Healing through Doing
In these group walks I am witnessing something that I have seen a few times before. I am seeing the reactive dogs neutralize. I am seeing the social weirdos exhibit socially adept behaviors. I am watching these dogs heal through doing. We encountered a few groups of “others” today, one group of conservationists and also a man and his dogs. The utter lack of problematic behavior when these things occurred was remarkable. I truly believe these dogs are all easing into their own skins, experiencing what it feels like to NOT freak out, and liking that feeling.
I know a little bit about this. There was a time that my anxiety would barely allow me to go to the grocery store let alone a walk by myself in the woods. Through the last two years I have done a lot of work on this front but the most beneficial thing I have done is to swallow my fears, stamp down my anxiety, get in the car, and hit the trails. Each time I was able to walk without panicking I got a little better. I, too, have healed by doing.

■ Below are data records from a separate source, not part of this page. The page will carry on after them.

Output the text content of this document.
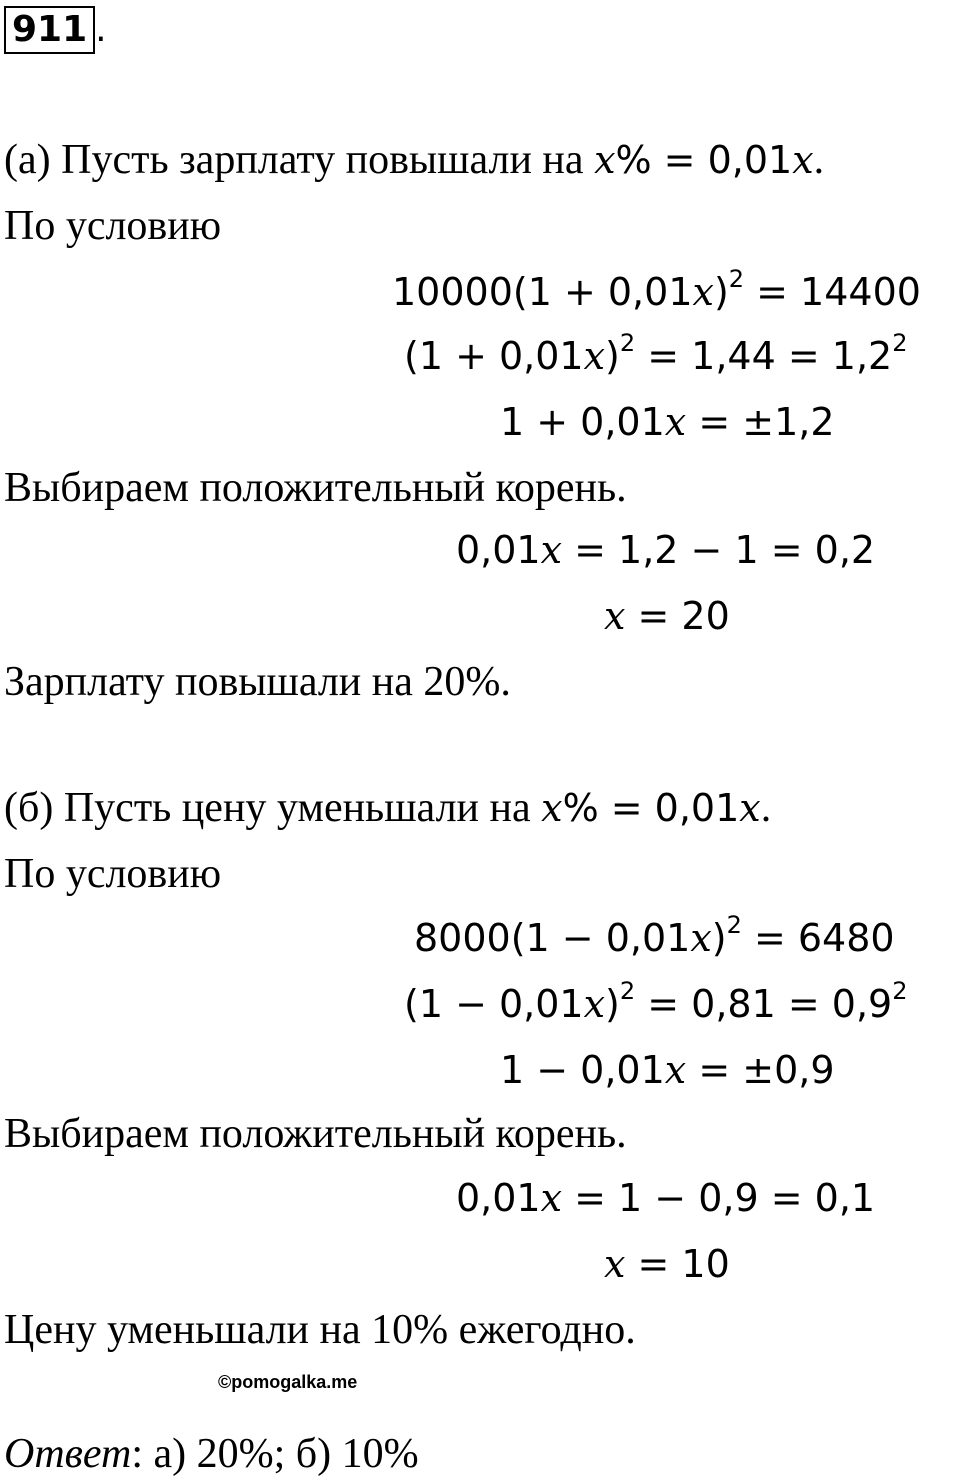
911 .
(а) Пусть зарплату повышали на x% = 0,01x.
По условию
$10000(1 + 0,01x)^2 = 14400$
$(1 + 0,01x)^2 = 1,44 = 1,2^2$
1 + 0,01x = ±1,2
Выбираем положительный корень.
0,01x = 1,2 − 1 = 0,2
x = 20
Зарплату повышали на 20%.
(б) Пусть цену уменьшали на x% = 0,01x.
По условию
$8000(1 - 0,01x)^2 = 6480$
$(1 - 0,01x)^2 = 0,81 = 0,9^2$
1 − 0,01x = ±0,9
Выбираем положительный корень.
0,01x = 1 − 0,9 = 0,1
x = 10
Цену уменьшали на 10% ежегодно.
©pomogalka.me
Ответ: а) 20%; б) 10%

All of this has led me to a vastly different approach to puppy socialization than the one I used to take. Whenever possible, I think puppies should experience the world this way. They should be allowed to romp, roll, swim, and chase. They should be around adult dogs. They should learn by doing. This is how I raised Felix and his remarkable sociability with other dogs is, I believe, due to this upbringing (and of course, genetics, as both nature and nurture are always at play). Idgie, on the other hand, went to the puppy kindergarten classes I taught and also attended the dog daycare I was working for. She had hundreds of novel dog experiences. She is still afraid when a novel dog appears on the trail ahead of us (though she wasn’t scared today; this group is good for her too). I recently had a talk with a friend of mine who trains pet dog classes about how best to run puppy kindergarten. We brainstormed some good stuff—stay tuned and I’ll talk to her about it after she puts it to work.
So what’s the point? The point is get out there. Be less afraid to take your dogs out into the world with other dogs belonging to people you know. You might be surprised what they teach each other when they are free of leashes, gates, and human intervention.